Era una donna ansiosa, che voleva tutto subito. "I corpi cucivano
mentre assaporavo la mia vendetta e del dolore delle vittime ridevo
urlando il mio diritto all’oblio". Già altrove, nella scrittura, le
erano uscite immagini da violenza agita e subita, ma sempre in contesti
"militari". Abbiamo ipotizzato che potesse trattarsi di immagini
regressive. " Nel giro delle corrotte esistenze la ruota si placa a
tratti, a tratti contorta mi espone alle pene della mia responsabilità".

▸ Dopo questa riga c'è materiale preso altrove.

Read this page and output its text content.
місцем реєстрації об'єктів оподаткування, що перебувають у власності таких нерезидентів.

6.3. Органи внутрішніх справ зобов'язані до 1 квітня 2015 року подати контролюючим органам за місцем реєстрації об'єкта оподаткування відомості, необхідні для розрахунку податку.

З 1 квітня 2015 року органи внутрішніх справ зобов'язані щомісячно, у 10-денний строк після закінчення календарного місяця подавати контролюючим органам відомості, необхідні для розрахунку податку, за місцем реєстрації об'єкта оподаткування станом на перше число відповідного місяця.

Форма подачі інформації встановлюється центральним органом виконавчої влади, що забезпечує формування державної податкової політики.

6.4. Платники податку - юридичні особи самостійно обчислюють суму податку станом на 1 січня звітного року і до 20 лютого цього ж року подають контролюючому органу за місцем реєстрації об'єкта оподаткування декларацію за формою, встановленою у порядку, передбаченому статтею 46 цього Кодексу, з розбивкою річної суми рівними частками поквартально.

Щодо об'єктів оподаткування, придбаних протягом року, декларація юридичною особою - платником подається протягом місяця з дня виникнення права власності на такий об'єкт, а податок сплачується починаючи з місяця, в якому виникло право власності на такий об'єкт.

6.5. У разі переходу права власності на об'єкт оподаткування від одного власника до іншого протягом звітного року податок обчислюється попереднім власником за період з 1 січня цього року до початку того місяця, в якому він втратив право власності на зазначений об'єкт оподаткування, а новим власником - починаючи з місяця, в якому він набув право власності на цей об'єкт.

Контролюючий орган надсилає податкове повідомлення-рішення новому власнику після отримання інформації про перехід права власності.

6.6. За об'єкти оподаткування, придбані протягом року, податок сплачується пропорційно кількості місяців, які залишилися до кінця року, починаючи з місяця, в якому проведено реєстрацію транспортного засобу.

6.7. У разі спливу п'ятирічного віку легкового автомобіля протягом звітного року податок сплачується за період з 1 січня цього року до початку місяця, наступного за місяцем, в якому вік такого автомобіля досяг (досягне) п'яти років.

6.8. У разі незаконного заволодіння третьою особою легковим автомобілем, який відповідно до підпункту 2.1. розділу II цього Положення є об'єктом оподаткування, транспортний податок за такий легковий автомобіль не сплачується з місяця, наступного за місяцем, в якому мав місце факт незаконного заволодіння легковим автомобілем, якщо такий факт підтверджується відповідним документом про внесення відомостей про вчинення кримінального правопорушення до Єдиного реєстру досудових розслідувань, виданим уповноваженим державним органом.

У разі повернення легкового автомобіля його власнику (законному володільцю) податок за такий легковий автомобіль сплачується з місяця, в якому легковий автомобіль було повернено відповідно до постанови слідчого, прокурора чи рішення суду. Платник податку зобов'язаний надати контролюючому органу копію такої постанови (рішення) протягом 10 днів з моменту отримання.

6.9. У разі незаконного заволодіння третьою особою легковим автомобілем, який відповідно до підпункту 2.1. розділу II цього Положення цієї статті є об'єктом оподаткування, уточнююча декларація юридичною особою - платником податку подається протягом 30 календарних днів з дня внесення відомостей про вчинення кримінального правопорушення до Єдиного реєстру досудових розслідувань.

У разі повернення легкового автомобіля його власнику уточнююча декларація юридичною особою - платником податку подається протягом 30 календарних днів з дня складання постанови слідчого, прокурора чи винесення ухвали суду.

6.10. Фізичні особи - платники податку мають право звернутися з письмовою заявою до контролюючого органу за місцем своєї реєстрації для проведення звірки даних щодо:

Il rifiuto della disciplina per bruciare in fretta il karma era servito
a farle capire che non poteva affrettare quel passo prima di capire
qualcosa. Seguì per un po’ un’altra strada imparando ad avere un diverso
rapporto col tempo, si calmò, entrò nel suo tempo interiore e dopo due
anni prese quella pratica ritornando a seguire il suo Maestro.
SCRIVERE PER...
La Scrittura dell’Anima, allora, per leggere e scrivere la propria
storia presente, passata e futura, attingendo a quello spazio senza
tempo nel quale ciascuno di noi conosce la Meta e il Percorso. Per
attingere alla voce del Sé che non ha dimenticato il nostro compito e
può darci le indicazioni utili per affrontare ogni nostro passaggio con
consapevolezza. Per non cadere in quelle trappole della Personalità che
si chiamano oblio, paura, abbassamento del livello di pensiero, disagio
di vivere, malattia.
Per imparare a cogliere, in ogni evento, stimoli ed opportunità di
crescita e per assumerci la responsabilità della nostra vita in un
atteggiamento di centratura e silenzio interiore.